The two men exchanged a knowing fraternal smile. “Of course,” Hardesty went on wearily, “depositions, and also any testimony given at the hearing or before the grand jury, are admissible. But they don’t carry much weight even when they are read into the record. Juries always have a feeling that if the prosecution has witnesses they should be right there in court, so that the defense can cross-examine.”
“I see.” The schoolteacher nodded, frowning. “But what about the third witness? Perhaps a milking stool should have three legs, but from my girlhood days out in the Middle West I seem to remember some stools with only one.”
“Sure,” said Hardesty bitterly. “The third and most important witness of all was one Ina Kell, a little country cousin camping out in the next apartment who heard the fight, peeked out into the hall and saw Gault sneaking away after the murder, and then who went on in and discovered the body. Only …”
“Only what?” demanded Miss Withers. “You don’t mean that something’s happened to her? She’s not—?”
“Disappeared,” Hardesty said flatly. “Like a soap bubble. Now you see it shining and floating, and then—pouf!”
“Well!” said the schoolteacher, in a tone that Oscar Piper had not heard her use in a long time. “A fine kettle of fish! So a brutal, ruthless killer is going to get away with it because you men hadn’t sense enough to keep an eye on an
important witness. Why, she may even be dead!”
“I thought of that,” nodded the inspector solemnly, avoiding Hardesty’s eye.
“More details,” demanded Miss Withers after a moment’s deep thought. “And more coffee.”
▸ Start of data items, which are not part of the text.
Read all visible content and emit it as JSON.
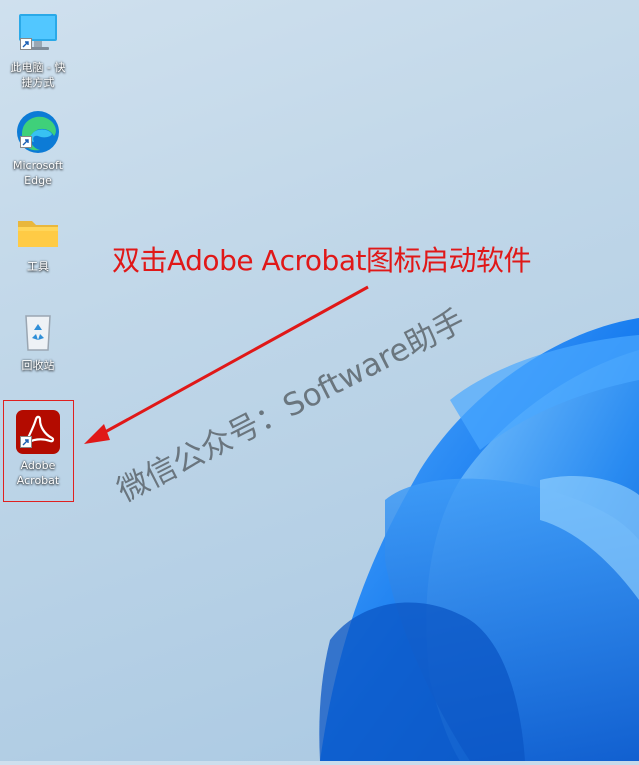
{
  "desktop": {
    "icons": [
      {
        "label_line1": "此电脑 - 快",
        "label_line2": "捷方式",
        "icon": "this-pc-icon"
      },
      {
        "label_line1": "Microsoft",
        "label_line2": "Edge",
        "icon": "edge-icon"
      },
      {
        "label_line1": "工具",
        "label_line2": "",
        "icon": "folder-icon"
      },
      {
        "label_line1": "回收站",
        "label_line2": "",
        "icon": "recycle-bin-icon"
      },
      {
        "label_line1": "Adobe",
        "label_line2": "Acrobat",
        "icon": "adobe-acrobat-icon"
      }
    ]
  },
  "annotation": {
    "text": "双击Adobe Acrobat图标启动软件",
    "color": "#e01818"
  },
  "watermark": {
    "text": "微信公众号：Software助手"
  },
  "colors": {
    "highlight": "#e02020",
    "acrobat_red": "#b30b00",
    "wallpaper_blue": "#1e7fe6"
  }
}
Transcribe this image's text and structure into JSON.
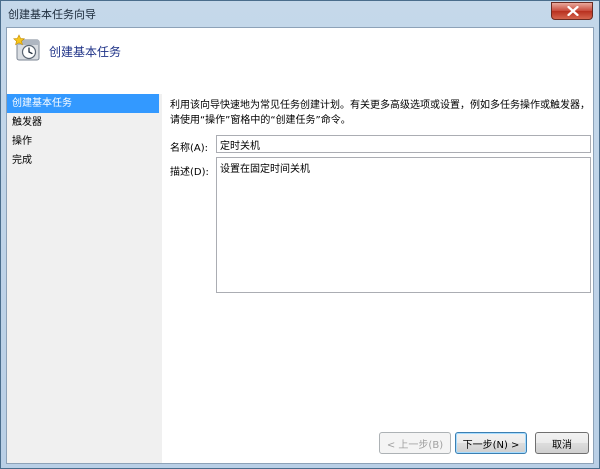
{
  "window": {
    "title": "创建基本任务向导"
  },
  "header": {
    "title": "创建基本任务",
    "icon": "task-scheduler-clock-icon"
  },
  "sidebar": {
    "items": [
      {
        "label": "创建基本任务",
        "active": true
      },
      {
        "label": "触发器",
        "active": false
      },
      {
        "label": "操作",
        "active": false
      },
      {
        "label": "完成",
        "active": false
      }
    ]
  },
  "main": {
    "description": "利用该向导快速地为常见任务创建计划。有关更多高级选项或设置，例如多任务操作或触发器，请使用“操作”窗格中的“创建任务”命令。",
    "name_label": "名称(A):",
    "name_value": "定时关机",
    "desc_label": "描述(D):",
    "desc_value": "设置在固定时间关机"
  },
  "footer": {
    "back_label": "< 上一步(B)",
    "next_label": "下一步(N) >",
    "cancel_label": "取消"
  },
  "colors": {
    "accent": "#3399ff",
    "header_title": "#1e3287"
  }
}
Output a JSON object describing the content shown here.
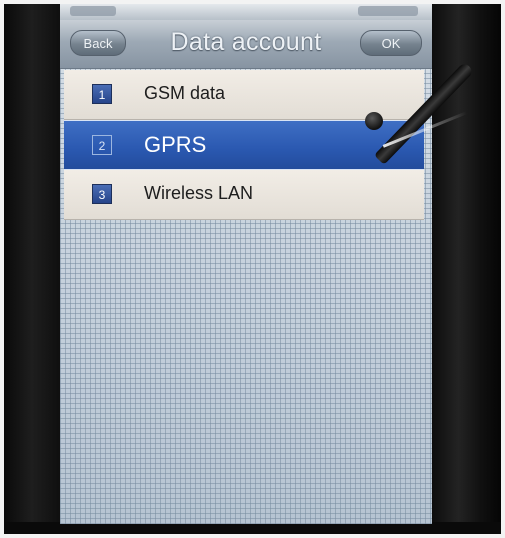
{
  "title": "Data account",
  "back_label": "Back",
  "ok_label": "OK",
  "items": [
    {
      "number": "1",
      "label": "GSM data",
      "selected": false
    },
    {
      "number": "2",
      "label": "GPRS",
      "selected": true
    },
    {
      "number": "3",
      "label": "Wireless LAN",
      "selected": false
    }
  ],
  "colors": {
    "selected_row": "#2a58b0",
    "row_background": "#e9e4dd",
    "titlebar": "#9da9b5"
  }
}
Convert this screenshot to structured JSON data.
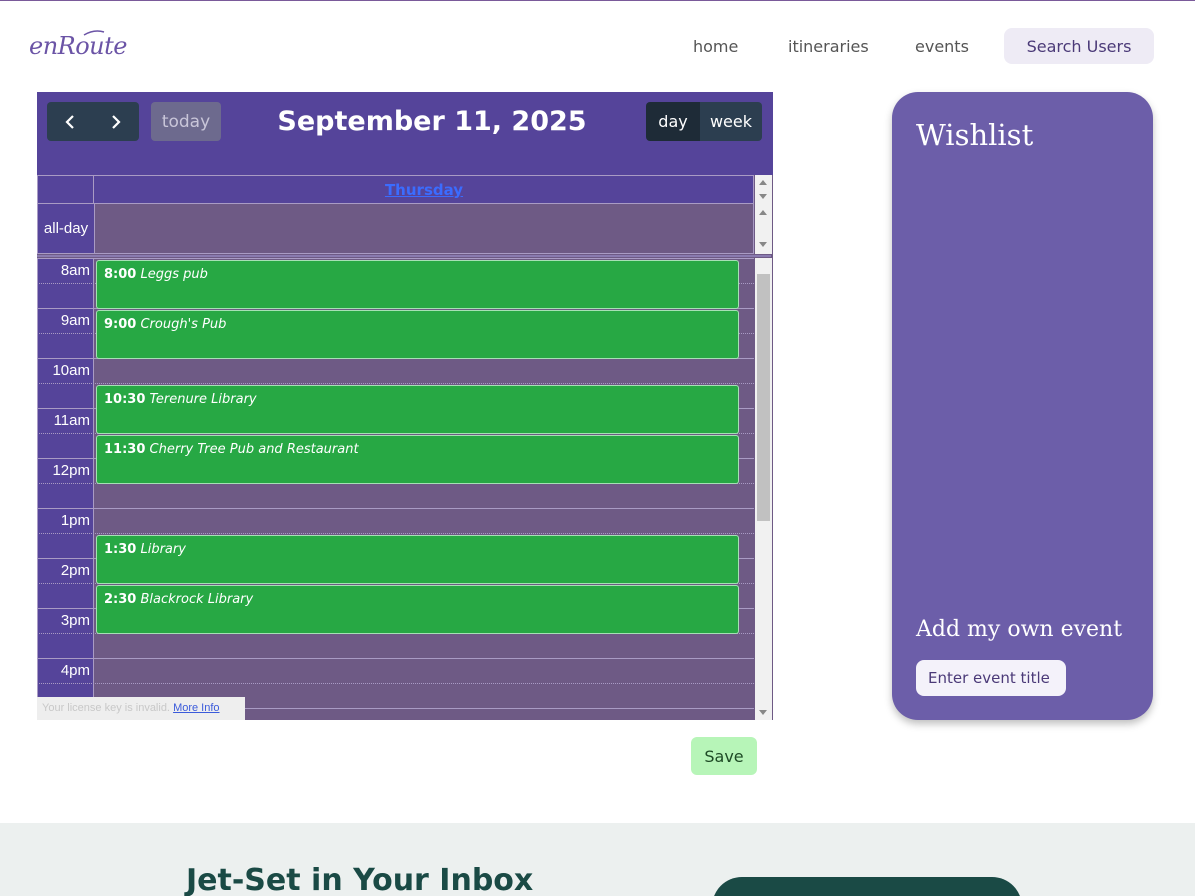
{
  "header": {
    "logo": "enRoute",
    "nav": {
      "home": "home",
      "itineraries": "itineraries",
      "events": "events"
    },
    "search_users": "Search Users"
  },
  "calendar": {
    "title": "September 11, 2025",
    "today_label": "today",
    "view_day": "day",
    "view_week": "week",
    "day_header": "Thursday",
    "allday_label": "all-day",
    "time_labels": [
      "8am",
      "9am",
      "10am",
      "11am",
      "12pm",
      "1pm",
      "2pm",
      "3pm",
      "4pm"
    ],
    "events": [
      {
        "time": "8:00",
        "title": "Leggs pub"
      },
      {
        "time": "9:00",
        "title": "Crough's Pub"
      },
      {
        "time": "10:30",
        "title": "Terenure Library"
      },
      {
        "time": "11:30",
        "title": "Cherry Tree Pub and Restaurant"
      },
      {
        "time": "1:30",
        "title": "Library"
      },
      {
        "time": "2:30",
        "title": "Blackrock Library"
      }
    ],
    "license_text": "Your license key is invalid.",
    "license_link": "More Info"
  },
  "save_label": "Save",
  "wishlist": {
    "title": "Wishlist",
    "add_own_event": "Add my own event",
    "input_placeholder": "Enter event title"
  },
  "footer": {
    "title": "Jet-Set in Your Inbox"
  },
  "colors": {
    "accent": "#55449a",
    "event_green": "#27a844",
    "wishlist": "#6c5ea9"
  }
}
“… There ariseth a little cloud out of the sea, like a man’s hand …”
—I Kings
3
“I KNEW YOU’D BE interested,” the inspector was saying. He took the perfecto out of his mouth and smiled wryly. “I was telling John here earlier about the Bascom case and how you set out to solve the disappearance of three thousand women all at once.”
“And ended up by disappearing myself?” Miss Withers sniffed modestly. “But never mind the good old days just at the moment. Do go on. If you want me to try to help find Miss Ina Kell, I’ll have to know more about her than just the fact she reported finding Fagan’s dead body.”
“That’s just the point,” Hardesty put in. “She didn’t.”
“But you said—”
“Inspector, you take it from here, will you?” The lawyer gestured. “After all, you were on the scene and everything.”
“Okay,” said Oscar Piper. “It was the boy on that paper route on Fifty-fifth who phoned in and reported that he had just discovered a dead body while in the act of leaving the usual copy of the Herald Tribune outside the door of Fagan’s apartment. The door had been left open, so naturally he peeked in. Our radio car got there in a few minutes, the precinct men soon after, but I was called over on account of the victim being a sort of public character. The body was a mess of blood and brains, but I learned that it had been found partly covered by a Persian rug. Right away I concluded that somebody else must have found it before the paper boy—presumably a woman.”
“Mercy,” said Miss Withers. “I’ve seen several corpses in my time, but I never had the slightest impulse to throw rugs over them.”
“A certain type of woman,” the inspector explained, “always wants to cover up horrible things, to get them out of sight. Of course, when the rest of Fagan’s apartment was searched and Ruth Fagan, the ex-wife, was found asleep in a back bedroom, we figured it was her. Only she claimed that she had just had too much to drink at the party, had wandered off alone and fallen into a deep sleep.”